Она ушла в частушки и анекдоты, а наверху появилась советская сатира, такая девушка по вызову из администрации, помните Велюрова из «Покровских ворот», да, «Эйзенхауэр болен войною», Сергей Михалков, который совмещал написание гимнов с сатирой. Про что скажет партия, про то и шутили, боролись с космополитами, со стилягами, с блоком НАТО. И слово фельетон, такое веселое слово фельетон, веселое - времен Аверченко, Дорошевича – оно стало звучать зловеще, потому что фельетон в газете «Правда» означал отмашку на расправу, это не имело никакого отношения уже ни к какой литературе. Появившийся фельетон против Булгакова ли, да, Мейерхольда ли, Пастернака, Бродского, означал, что сверху дали отмашку на расправу. И это было совсем не весело.
Но, повторяю, настоящая сатира ушла в эти самые подземные реки, и, собственно говоря, самый краткий курс русской истории 20-ого века можно пройти по анекдотам и частушкам, вместо этого тома там, в общем, блестяще обойдемся. Слово самиздат, кстати, принадлежит поэту Николаю Глазкову замечательному, он сшивал свои стишки в тетрадные листы, просто сшивал свои стихи, и он первый написал – только это называлось у него «самсебяиздат», это было у него так он писал – «самсебяиздат», тиражом в один экземпляр. Потом «себя» убрал – и стал «самиздат». «Самиздат и тамиздат». Ницше говорил, что смех – это последний бастион раба, и этот бастион мы держали весь наш советский двадцатый век, вот его мы не отдали, вот тут все было в порядке.

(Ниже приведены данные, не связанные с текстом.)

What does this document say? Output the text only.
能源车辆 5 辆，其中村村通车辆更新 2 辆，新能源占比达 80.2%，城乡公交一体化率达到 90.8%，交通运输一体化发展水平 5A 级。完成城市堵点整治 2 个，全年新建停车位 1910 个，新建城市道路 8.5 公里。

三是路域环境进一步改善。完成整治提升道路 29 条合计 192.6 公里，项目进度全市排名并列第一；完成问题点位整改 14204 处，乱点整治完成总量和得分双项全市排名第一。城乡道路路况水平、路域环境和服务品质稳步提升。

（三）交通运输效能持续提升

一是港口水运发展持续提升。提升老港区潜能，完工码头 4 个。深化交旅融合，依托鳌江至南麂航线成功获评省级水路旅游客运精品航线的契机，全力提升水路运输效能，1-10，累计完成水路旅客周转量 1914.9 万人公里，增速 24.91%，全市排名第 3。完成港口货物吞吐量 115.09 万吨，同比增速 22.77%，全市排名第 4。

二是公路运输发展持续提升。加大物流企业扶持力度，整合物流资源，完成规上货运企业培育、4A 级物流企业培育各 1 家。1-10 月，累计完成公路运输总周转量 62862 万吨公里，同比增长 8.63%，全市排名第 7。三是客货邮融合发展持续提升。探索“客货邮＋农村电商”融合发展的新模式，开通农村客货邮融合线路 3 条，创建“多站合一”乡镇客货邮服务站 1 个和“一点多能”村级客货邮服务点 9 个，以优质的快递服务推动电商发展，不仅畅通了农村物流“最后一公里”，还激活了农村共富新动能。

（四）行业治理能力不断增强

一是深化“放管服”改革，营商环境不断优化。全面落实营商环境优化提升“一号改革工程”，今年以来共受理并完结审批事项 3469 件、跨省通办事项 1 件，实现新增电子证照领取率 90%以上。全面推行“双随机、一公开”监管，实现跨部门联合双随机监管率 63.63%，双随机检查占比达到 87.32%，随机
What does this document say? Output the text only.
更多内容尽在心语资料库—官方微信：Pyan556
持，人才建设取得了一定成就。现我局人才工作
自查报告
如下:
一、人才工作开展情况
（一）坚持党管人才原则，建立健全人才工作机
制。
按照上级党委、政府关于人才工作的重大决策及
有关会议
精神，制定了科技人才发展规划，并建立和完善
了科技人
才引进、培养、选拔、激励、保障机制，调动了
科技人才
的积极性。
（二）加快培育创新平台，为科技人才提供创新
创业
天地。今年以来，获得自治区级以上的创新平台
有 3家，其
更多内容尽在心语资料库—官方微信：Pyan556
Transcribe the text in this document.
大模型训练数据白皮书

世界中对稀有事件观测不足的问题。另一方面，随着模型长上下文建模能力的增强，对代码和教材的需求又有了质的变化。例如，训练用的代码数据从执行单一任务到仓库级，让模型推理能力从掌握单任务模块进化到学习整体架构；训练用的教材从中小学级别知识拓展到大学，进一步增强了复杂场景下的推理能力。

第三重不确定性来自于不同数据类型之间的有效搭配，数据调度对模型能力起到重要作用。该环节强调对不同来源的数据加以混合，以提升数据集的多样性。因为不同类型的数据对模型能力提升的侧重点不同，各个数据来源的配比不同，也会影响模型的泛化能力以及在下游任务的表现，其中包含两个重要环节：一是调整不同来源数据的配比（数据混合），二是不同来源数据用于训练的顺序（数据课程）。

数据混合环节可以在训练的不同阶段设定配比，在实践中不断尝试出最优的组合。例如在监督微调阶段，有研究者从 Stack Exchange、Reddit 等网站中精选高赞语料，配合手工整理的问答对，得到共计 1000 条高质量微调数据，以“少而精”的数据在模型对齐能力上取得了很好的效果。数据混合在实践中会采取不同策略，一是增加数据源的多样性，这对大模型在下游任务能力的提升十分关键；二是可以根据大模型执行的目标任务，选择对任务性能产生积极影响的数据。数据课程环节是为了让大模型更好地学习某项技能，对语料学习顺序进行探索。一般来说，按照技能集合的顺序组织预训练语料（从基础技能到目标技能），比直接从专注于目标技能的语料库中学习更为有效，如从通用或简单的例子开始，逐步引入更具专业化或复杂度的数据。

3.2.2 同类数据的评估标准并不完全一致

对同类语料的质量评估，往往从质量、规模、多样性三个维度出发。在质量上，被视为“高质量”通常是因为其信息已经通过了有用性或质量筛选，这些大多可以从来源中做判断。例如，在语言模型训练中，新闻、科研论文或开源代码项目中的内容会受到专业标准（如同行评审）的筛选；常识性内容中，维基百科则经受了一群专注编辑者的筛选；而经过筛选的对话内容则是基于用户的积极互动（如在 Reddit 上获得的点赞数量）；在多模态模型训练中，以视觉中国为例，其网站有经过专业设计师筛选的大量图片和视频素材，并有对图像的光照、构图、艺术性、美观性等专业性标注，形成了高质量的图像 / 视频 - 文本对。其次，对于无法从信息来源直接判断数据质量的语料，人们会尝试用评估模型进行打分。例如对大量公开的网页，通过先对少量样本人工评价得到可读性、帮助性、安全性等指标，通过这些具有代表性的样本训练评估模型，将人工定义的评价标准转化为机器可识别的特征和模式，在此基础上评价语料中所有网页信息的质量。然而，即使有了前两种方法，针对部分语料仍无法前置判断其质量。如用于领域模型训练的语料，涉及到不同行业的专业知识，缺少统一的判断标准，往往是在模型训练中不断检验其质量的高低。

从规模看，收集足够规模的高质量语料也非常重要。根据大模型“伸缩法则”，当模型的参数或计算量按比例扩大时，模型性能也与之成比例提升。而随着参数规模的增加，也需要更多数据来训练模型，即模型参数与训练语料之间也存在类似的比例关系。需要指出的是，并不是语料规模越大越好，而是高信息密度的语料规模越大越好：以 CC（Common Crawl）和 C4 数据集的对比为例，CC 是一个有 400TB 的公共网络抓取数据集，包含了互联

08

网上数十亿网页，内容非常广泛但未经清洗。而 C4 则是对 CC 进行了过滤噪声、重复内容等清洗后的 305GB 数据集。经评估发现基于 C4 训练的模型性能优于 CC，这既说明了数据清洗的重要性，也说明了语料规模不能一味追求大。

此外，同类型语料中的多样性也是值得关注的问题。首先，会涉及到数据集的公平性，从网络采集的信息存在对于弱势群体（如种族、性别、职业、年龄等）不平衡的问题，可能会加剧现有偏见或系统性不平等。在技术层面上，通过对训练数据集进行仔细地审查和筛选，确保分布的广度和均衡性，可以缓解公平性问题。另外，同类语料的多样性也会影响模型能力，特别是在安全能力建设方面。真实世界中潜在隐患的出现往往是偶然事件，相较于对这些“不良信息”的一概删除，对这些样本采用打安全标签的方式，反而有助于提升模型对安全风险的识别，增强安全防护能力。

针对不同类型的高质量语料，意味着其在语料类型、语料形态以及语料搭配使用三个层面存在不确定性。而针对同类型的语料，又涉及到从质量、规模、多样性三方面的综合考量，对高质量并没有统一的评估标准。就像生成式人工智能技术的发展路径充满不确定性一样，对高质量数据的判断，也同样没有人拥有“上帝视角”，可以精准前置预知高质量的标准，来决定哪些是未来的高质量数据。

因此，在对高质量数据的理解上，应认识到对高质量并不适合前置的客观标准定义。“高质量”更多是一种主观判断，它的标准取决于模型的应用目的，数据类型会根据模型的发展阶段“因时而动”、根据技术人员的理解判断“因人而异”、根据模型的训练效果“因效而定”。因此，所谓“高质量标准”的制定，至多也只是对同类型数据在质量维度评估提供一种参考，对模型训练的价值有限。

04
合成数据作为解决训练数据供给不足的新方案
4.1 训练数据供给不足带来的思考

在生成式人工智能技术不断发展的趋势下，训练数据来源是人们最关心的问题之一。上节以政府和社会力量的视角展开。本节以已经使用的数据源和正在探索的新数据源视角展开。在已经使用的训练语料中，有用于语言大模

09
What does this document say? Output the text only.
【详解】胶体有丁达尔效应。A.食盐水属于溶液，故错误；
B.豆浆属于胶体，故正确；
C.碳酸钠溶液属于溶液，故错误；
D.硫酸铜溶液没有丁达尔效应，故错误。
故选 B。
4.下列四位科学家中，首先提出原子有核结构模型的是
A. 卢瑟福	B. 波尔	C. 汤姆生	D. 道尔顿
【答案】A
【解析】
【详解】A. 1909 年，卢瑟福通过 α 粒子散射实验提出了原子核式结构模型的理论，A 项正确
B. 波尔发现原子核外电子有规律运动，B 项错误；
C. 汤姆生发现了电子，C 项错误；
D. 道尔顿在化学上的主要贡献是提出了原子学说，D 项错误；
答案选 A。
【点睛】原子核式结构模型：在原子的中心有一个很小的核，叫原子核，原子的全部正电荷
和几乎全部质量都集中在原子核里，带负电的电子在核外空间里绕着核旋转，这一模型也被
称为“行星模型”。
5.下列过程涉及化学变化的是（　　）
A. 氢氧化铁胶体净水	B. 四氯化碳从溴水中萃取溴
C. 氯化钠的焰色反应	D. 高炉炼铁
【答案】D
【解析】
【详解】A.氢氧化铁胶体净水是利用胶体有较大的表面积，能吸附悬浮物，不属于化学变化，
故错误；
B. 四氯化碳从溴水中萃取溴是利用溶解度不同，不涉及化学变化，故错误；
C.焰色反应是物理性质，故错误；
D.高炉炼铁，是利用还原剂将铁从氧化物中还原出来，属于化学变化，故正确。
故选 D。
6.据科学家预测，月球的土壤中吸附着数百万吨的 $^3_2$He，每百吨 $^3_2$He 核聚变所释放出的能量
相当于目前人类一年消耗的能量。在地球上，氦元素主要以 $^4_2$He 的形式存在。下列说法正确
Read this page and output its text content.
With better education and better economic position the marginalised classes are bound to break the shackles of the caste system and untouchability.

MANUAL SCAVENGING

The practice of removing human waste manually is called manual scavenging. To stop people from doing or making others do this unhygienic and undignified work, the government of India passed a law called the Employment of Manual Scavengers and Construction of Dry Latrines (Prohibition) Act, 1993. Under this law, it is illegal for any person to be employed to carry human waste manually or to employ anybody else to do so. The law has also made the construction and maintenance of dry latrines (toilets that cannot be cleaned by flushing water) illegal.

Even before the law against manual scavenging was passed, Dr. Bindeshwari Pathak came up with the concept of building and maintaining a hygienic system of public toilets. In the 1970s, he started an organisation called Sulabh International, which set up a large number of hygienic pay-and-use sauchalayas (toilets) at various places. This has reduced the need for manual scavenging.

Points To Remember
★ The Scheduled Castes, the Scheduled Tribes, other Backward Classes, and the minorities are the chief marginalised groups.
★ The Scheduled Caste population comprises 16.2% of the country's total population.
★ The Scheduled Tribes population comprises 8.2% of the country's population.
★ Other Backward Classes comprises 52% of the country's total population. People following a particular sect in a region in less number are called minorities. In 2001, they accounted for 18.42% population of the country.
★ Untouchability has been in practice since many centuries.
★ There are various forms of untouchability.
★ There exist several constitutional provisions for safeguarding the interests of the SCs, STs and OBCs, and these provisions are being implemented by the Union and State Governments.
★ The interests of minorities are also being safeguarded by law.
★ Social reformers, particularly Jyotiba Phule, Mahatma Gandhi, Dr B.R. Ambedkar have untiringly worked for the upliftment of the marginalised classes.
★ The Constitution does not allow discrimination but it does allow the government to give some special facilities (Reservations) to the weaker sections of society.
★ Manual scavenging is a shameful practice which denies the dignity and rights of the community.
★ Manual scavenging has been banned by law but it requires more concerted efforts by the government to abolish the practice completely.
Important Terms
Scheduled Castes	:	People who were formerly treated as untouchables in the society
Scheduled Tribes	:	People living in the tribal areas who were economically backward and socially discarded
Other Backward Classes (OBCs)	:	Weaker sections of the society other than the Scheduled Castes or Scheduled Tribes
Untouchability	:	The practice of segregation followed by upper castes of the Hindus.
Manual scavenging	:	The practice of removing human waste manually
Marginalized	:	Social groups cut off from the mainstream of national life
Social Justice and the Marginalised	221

Начнем с революции. По анекдоту можно понять – смешно? Это мой учитель говорил, блестящий советский фельетонист Леонид Лиходеев, появившийся в пятидесятые годы и вернувший фельетоны из тридцатилетнего обморока, уже настоящий литературный фельетон. Я был у него в обучении один день, мы чего-то читали, он потом сказал: «Виктор, дайте листочки». Я дал листочки. «Смотрите, вот над этим смеялись, а над этим нет, и над этим не очень, а над этим хорошо смеялись, почему?». Я не знал почему. Он сказал: «Смотрите, потому что это правда, а это нет. А смешно то, что правда». Это фантастическая, точная формулировка: смешно то, что правда. Непременно парадоксальная, странная, да, неожиданная, но непременно правда. Мы смеемся над шаржем – похож. И наш смех подтверждает эту похожесть, а если не похож – то мы не смеемся. Это то, почему смеха, по Гоголю, так боятся, почему смеха боится тот, кто ничего не боится – потому что смех неотменяем, если вы рассмеялись над анекдотом, вы признали его правоту. Если бы он не был точным, вы бы не рассмеялись, и поэтому советская власть по-настоящему, зримо рухнула не от Солженицына и Сахарова, конечно, а от Жванецкого и Высоцкого, потому что когда люди в голос хохочут, тысячи людей – это диагноз, с этим ничего нельзя сделать. «Ой, Вань, умру от акробатиков – вот тебе и все строители коммунизма», все, вот они. Вот это вот они и есть, это вот рабочий класс. С этим сделать ничего нельзя. «83-ий год» - из Жванецкого – «и что смешно, министр мясной и молочной промышленности есть и очень хорошо выглядит». Вот сейчас такой смешок, а в 83-ем обвал, обвал, пополам люди складывались, просто их лиц не было видно. Смешно, потому что правда, и с этим ничего нельзя сделать.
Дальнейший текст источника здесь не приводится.